У меня нет никакой уверенности в том, что из наших ценностей хоть что-нибудь уцелеет (кое-что из неоцененного нами может дать всходы, но сейчас речь не об этом), вполне возможно, другое поколение отмахнется от Вирджинии Вулф, сочтя ее скучной и ненужной. Но я так не думаю, вы, я полагаю, тоже, и, поскольку слово еще за нами, ничто не мешает мне воздать ей должное с кафедры главного здания Университета, которым она так восхищалась. Она приняла бы эту дань чуть насмешливо: она не без иронии относилась к положению женщин в Университете. «Как! — сказала бы она. — Я в зале Совета Университета? А вы уверены, что это уместно? И вам непременно надо было облачиться в мантии, чтобы поговорить о моих книгах?» Но думаю, ей это было бы приятно. Она любила Кембридж. Я даже тешу себя фантастической мыслью, что, быть может, когда-то ей присудили здесь ученую степень. Искуснице, для которой не составляло труда преобразиться в члена свиты султана Занзибарского или, выкрасив себе лицо черной краской, явиться на дредноут под видом эфиопа, — уже наверное ничего не стоило провести ваших простодушных предшественников и, преклонив здесь колено, поднести ректору прекрасную, хотя и сомнительную, голову Орландо
А вот как будто и мелькнул спасательный круг. Она любила писать.

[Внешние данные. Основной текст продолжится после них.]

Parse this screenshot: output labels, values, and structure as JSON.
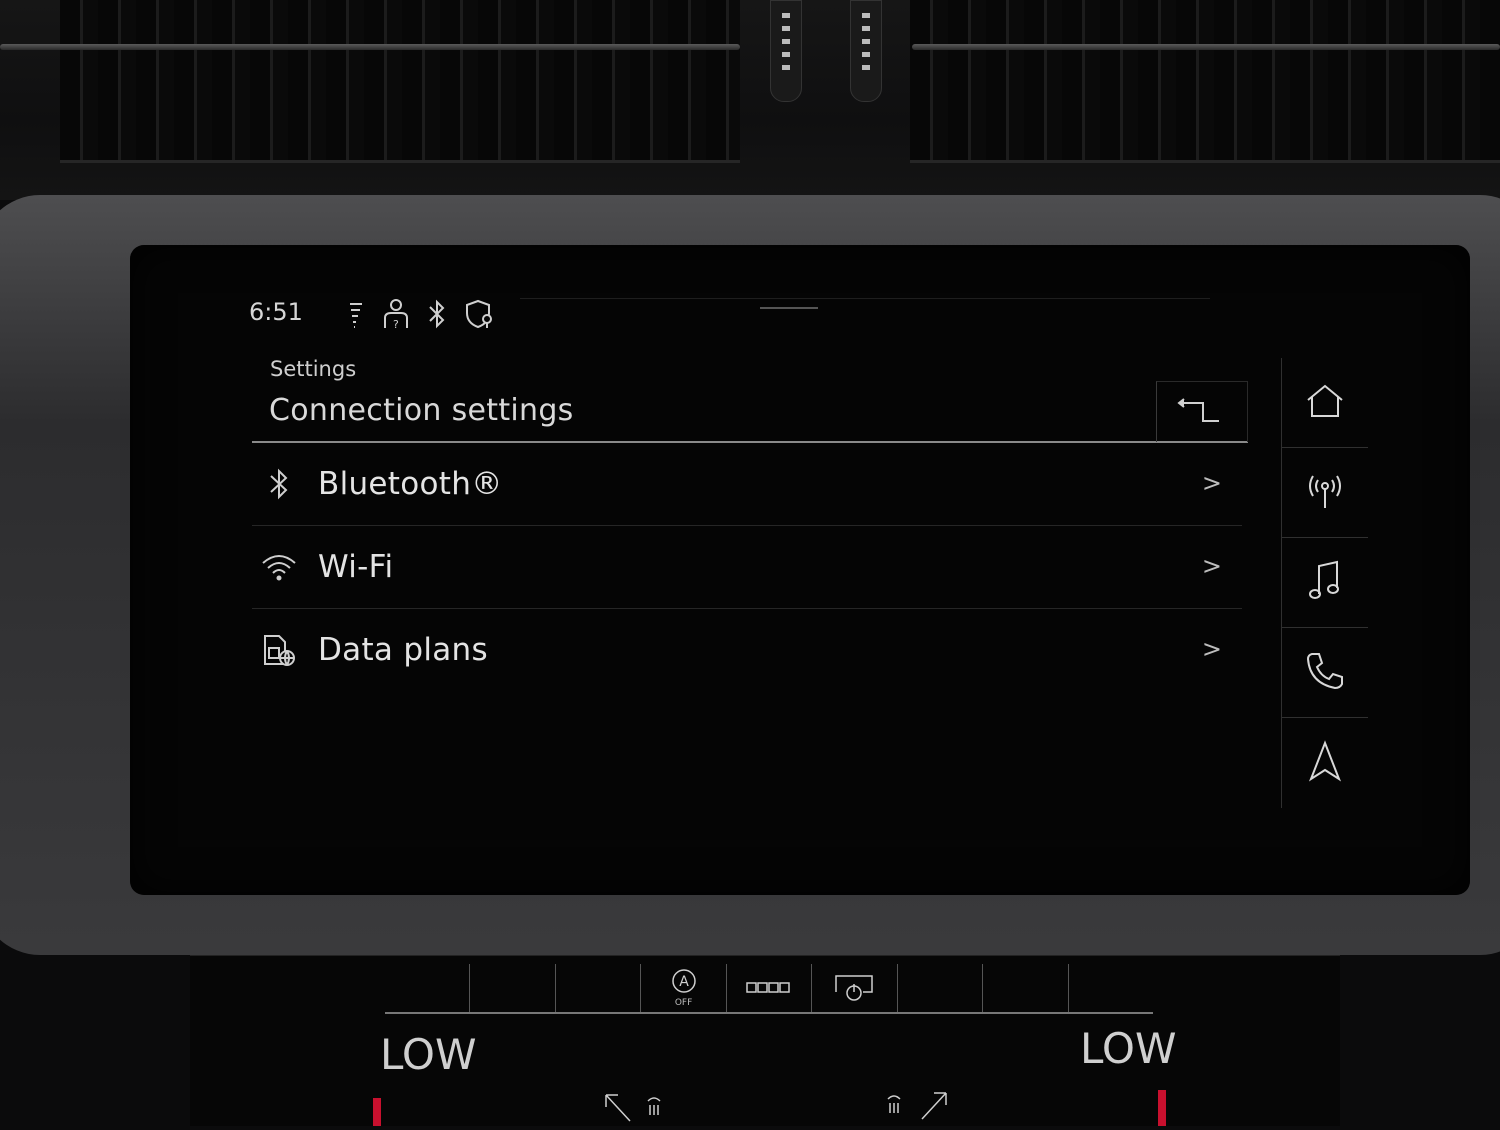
{
  "status_bar": {
    "time": "6:51",
    "icons": [
      "signal-strength-icon",
      "user-profile-icon",
      "bluetooth-icon",
      "location-privacy-icon"
    ]
  },
  "header": {
    "breadcrumb": "Settings",
    "title": "Connection settings",
    "back_icon": "back-arrow-icon"
  },
  "menu": {
    "items": [
      {
        "icon": "bluetooth-icon",
        "label": "Bluetooth®",
        "chevron": ">"
      },
      {
        "icon": "wifi-icon",
        "label": "Wi-Fi",
        "chevron": ">"
      },
      {
        "icon": "data-plan-sim-icon",
        "label": "Data plans",
        "chevron": ">"
      }
    ]
  },
  "side_nav": {
    "items": [
      "home-icon",
      "radio-icon",
      "music-icon",
      "phone-icon",
      "navigation-icon"
    ]
  },
  "climate": {
    "auto_off_label": "OFF",
    "auto_letter": "A",
    "temp_left": "LOW",
    "temp_right": "LOW"
  },
  "colors": {
    "background": "#050505",
    "text": "#e4e4e4",
    "accent_red": "#c8102e"
  }
}
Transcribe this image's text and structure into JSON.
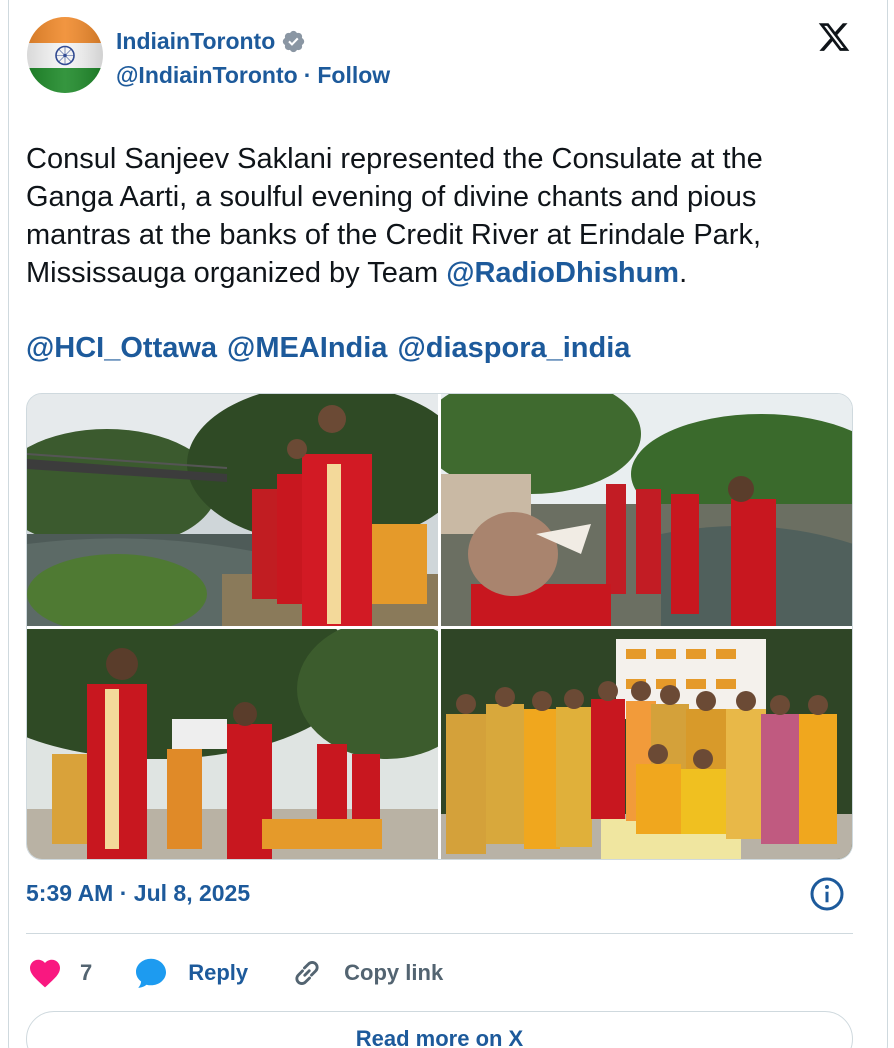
{
  "author": {
    "display_name": "IndiainToronto",
    "handle": "@IndiainToronto",
    "separator": "·",
    "follow_label": "Follow"
  },
  "tweet": {
    "text_before": "Consul Sanjeev Saklani represented the Consulate at the Ganga Aarti, a soulful evening of divine chants and pious mantras at the banks of the Credit River at Erindale Park, Mississauga organized by Team ",
    "mention": "@RadioDhishum",
    "text_after": ".",
    "tags": [
      "@HCI_Ottawa",
      "@MEAIndia",
      "@diaspora_india"
    ]
  },
  "timestamp": "5:39 AM · Jul 8, 2025",
  "actions": {
    "like_count": "7",
    "reply_label": "Reply",
    "copy_label": "Copy link"
  },
  "read_more_label": "Read more on X",
  "icons": {
    "verified": "verified-badge-icon",
    "platform": "x-logo-icon",
    "info": "info-icon",
    "like": "heart-icon",
    "reply": "reply-bubble-icon",
    "copy": "link-icon"
  },
  "colors": {
    "link": "#1d5a9b",
    "like": "#f91880",
    "border": "#cfd9de",
    "muted": "#536471"
  }
}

Слова эти, которые обычно так мало значат, в применении к ней обретают полновесность. Она любила вбирать в себя краски, звуки, запахи, пропускала их через свое сознание, где они переплетались с ее мыслями и воспоминаниями, а затем снова извлекала их на свет, водя пером по бумаге. После чего начинались высшие радости творчества, ибо эти узоры, начертанные пером на бумаге, были всего лишь прелюдией, чем-то вроде узоров на стене. Надо было их объединить, правильно расположить, тут усилить, там приглушить, надо было создать новые взаимоотношения, начертать новые узоры пером. И из всего этого переплетенья что-то наконец рождалось, что-то единственное и неповторимое.